At the Aug. 17 press conference, Mr. Hevesi strongly implied that Mr. Greathead included the allegations in his affidavit as part of an effort to extort him into pressuring the Lowingers to settle the lawsuit favorably for his client. Mr. Hevesi had his special counsel, Robert Brackman, detail a number of phone calls he said he received from Mr. Greathead, warning that he was preparing to include the charges in court papers.

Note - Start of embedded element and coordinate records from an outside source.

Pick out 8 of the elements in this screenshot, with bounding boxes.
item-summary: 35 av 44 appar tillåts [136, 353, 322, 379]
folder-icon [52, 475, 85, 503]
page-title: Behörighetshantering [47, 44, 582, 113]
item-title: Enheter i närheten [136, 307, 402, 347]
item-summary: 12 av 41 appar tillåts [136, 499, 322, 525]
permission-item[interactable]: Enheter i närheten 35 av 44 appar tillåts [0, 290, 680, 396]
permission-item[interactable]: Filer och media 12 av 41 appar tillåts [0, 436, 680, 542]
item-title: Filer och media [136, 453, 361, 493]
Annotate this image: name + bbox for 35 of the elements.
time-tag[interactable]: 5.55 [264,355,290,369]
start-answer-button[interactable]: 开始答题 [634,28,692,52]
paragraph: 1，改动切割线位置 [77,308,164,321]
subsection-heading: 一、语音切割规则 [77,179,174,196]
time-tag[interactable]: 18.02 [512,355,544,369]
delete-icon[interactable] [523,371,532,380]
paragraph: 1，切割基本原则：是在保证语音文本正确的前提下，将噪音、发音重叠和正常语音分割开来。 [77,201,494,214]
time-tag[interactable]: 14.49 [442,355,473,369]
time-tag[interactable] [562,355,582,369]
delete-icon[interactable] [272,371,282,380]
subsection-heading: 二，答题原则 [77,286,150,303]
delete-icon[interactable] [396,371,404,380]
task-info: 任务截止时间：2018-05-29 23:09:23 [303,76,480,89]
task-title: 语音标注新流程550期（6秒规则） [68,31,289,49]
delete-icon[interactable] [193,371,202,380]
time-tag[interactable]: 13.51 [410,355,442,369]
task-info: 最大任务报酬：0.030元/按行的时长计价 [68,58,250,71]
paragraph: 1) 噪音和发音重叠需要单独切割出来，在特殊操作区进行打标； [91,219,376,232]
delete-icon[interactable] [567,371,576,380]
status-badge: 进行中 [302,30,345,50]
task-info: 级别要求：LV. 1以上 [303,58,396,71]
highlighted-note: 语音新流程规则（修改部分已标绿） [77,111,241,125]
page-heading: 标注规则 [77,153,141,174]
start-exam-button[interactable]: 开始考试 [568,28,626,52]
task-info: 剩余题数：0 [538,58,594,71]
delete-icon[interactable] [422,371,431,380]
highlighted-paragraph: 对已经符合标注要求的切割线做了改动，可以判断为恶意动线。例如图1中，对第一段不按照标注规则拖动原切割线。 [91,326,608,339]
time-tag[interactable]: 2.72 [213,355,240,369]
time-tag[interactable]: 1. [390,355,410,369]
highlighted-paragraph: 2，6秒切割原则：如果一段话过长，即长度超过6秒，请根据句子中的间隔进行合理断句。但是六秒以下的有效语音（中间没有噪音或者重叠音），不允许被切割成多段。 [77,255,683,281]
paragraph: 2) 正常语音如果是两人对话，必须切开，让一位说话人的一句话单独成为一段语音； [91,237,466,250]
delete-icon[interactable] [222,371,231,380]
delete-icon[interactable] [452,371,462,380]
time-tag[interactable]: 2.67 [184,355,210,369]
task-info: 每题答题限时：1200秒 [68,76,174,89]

But Mr. Greathead, a co-founder of the Lawyers Committee for Human Rights, said he was merely trying to verify what he could of Ms. Bullock’s account. He added that he already knew that his co-counsel, Mr. Solovay, had reported the allegations to the D.A. back in 1998. (Mr. Solovay confirmed to The Observer that he had reported the allegations to investigators three years ago; a spokesman for Mr. Morgenthau declined to comment.) Mr. Greathead said the threat of extortion was preposterous.
“The statement had already been included in court papers and given to the District Attorney two years earlier,” Mr. Greathead said. “It had already gone public. There’s nothing I could have threatened Hevesi with.”
There is an historical footnote to the affair. At his press conference, Mr. Hevesi complained that the allegations had been made public at a particularly delicate time. “It is very interesting timing, coming three and a half weeks before the primary,” he said.
Mr. Hevesi himself benefited from a last-minute controversy when he was elected Comptroller in 1993. In the final stretch of that election, investigators from the city Department of Investigation leaked a report alleging that his opponent, incumbent Comptroller Elizabeth Holtzman, had borrowed money at a low interest rate from a bank that did business with her office.
One of the principal authors of the D.O.I. report was Mr. Brackman, Mr. Hevesi’s aide, who defended the Comptroller at the Aug. 17 press conference. Mr. Hevesi hired Mr. Brackman in early 1994 as a special counsel for ethics–six months after Mr. Brackman helped complete the report that helped lead to Ms. Holtzman’s defeat.